La dernière attribution de la puissance exécutive est l'administration de l'État, non plus dans ses rapports avec les nations voisines et étrangères, mais l'administration intérieure. Je prends ici le mot administration dans son sens général, l'exécution de toutes les lois, l'administration de la chose publique dans son ensemble et dans chacune de ses parties. Il est superflu, sans doute, de vous faire remarquer combien est complexe et varié le fait général que nous exprimons par les mots administration de la chose publique. Il n'est pas un de nous qui, en jetant un coup d'œil autour de lui, n'aperçoive à

l'instant même les branches diverses qui viennent se réunir pour former ce grand ensemble de l'administration intérieure de l'État.

Il convient de chercher à démêler quels sont, quels doivent être les principes régulateurs de l'action qui s'applique à un fait si varié et si complexe. Il faut, en d'autres termes, appliquer au fait général dont nous parlons deux principes importants, la distinction des intérêts, et la division du travail.

Je dis d'abord que, pour bien saisir le fait dont nous parlons, pour en bien apprécier toute la portée, il faut y appliquer le principe de la distinction des intérêts. Y a-t-il, en effet, un seul et unique intérêt, ou y a-t-il des intérêts divers? S'il n'y a qu'un seul et unique intérêt, il n'y a pas à distinguer par rapport à ce chef. S'il y a des intérêts divers, sous peine de tout confondre, il faut s'en faire une idée nette, il faut les distinguer les uns des autres.

Y a-t-il des intérêts divers. Nous l'avons souvent dit, souvent répété et nous ne craignons pas de le répéter encore, car c'est à la fois un fait et un principe capital pour le pays, pour la prospérité, la force et l'avenir de la France; la France est une, le principe de l'unité nationale est un principe établi, consacré, fondement de nos institutions. C'est là l'intérêt principal, c'est là l'intérêt dominant, c'est l'intérêt devant lequel tous les autres intérêts doivent fléchir, qui dans ses nécessités et ses exigences ne saurait rencontrer d'autre obstacle

que les règles de la justice; dans les limites du droit et de la justice, dans les limites du bien et du vrai, c'est l'intérêt capital devant lequel tous les autres doivent fléchir.

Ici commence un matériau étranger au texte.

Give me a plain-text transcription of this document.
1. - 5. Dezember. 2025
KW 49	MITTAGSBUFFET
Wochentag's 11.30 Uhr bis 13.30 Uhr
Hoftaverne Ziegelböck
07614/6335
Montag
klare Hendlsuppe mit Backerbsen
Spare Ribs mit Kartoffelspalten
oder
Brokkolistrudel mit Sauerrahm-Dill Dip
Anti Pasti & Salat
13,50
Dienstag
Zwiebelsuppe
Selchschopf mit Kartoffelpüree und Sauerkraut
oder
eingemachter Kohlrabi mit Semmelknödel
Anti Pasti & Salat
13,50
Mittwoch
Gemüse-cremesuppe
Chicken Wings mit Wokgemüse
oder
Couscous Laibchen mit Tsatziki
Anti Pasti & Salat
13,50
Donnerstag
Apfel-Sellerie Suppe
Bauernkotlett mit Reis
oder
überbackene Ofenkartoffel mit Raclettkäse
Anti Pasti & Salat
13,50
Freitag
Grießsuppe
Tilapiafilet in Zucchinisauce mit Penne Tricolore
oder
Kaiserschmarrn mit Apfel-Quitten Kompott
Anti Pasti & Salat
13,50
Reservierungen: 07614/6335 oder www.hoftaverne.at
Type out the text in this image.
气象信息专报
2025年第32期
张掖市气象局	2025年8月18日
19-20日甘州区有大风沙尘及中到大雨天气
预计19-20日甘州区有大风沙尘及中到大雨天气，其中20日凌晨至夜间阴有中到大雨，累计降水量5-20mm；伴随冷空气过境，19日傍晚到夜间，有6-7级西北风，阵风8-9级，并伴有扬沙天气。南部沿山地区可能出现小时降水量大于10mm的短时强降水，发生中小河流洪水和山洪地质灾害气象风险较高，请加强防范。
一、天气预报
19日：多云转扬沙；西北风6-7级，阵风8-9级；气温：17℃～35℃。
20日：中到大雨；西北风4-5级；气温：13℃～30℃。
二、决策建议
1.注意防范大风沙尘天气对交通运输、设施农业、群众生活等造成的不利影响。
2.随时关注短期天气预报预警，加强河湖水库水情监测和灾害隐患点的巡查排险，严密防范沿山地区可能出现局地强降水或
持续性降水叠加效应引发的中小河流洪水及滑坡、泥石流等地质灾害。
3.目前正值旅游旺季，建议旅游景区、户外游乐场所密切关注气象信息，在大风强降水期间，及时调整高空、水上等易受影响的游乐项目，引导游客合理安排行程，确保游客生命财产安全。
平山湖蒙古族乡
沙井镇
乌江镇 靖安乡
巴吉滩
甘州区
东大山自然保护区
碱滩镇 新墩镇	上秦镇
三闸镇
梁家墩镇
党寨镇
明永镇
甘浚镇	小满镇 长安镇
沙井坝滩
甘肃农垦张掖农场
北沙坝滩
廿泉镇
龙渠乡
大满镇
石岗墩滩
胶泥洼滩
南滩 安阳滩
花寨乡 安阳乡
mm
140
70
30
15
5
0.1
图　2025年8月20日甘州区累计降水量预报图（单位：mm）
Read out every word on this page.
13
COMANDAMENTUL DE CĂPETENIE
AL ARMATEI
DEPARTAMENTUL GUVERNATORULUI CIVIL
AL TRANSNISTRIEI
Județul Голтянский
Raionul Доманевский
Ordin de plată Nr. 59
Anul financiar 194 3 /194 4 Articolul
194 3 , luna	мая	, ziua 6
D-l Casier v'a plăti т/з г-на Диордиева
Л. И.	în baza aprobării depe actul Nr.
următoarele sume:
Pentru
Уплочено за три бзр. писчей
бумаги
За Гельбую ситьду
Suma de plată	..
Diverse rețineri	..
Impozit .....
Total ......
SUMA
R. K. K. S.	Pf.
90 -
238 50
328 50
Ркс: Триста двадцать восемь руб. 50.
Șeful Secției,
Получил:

Mais tout en reconnaissant non-seulement l'existence, mais aussi l'importance et l'utilité de ce principe, est-ce à dire qu'il soit absolument exclusif, est-ce à dire que l'intérêt général, l'intérêt unitaire français doive absorber absolument, d'une manière pleine, complète, tout autre intérêt? L'unité nationale n'est pas une individualité primitive, elle est un résultat, c'est là un fait capital qu'il ne faut pas perdre de vue. Nous ne le développerons pas, car nous l'avons développé dans la première partie de ce cours en vous faisant voir, aussi bien que nous l'avons pu, comment l'unité française s'est formée peu à peu, et comment enfin elle a été définitivement fondée par le fait de la Révolution de 1789. Je ne fais donc que me résumer, et je me résume clairement pour ceux qui ont suivi ce cours, en disant que l'unité française est un résultat, non un fait primordial. Au reste, il en est ainsi de toute unité nationale, parce que les choses se passent ainsi pour la nation elle-même. Le principe générateur de l'unité nationale, c'est l'individu physique, ou peut-être, pour mieux dire, l'élément primordial et générateur, c'est la famille, c'est l'agglomération, et, avec l'agglomération, l'organisation des familles; voilà la société, et avec la société naît l'unité nationale plus ou moins forte, plus ou moins compacte, plus ou moins digne de ce nom, car, comme nous le disions, il y unité nationale au

fond, partout où il y a cette organisation commune. Mais cette organisation se trouve quelquefois si lâche, qu'on peut y voir une absence d'unité nationale, et c'est seulement dans ce sens que nous disions : il y a plus d'unité nationale en Amérique qu'en Suisse, mais il y en a bien plus en France qu'en Amérique.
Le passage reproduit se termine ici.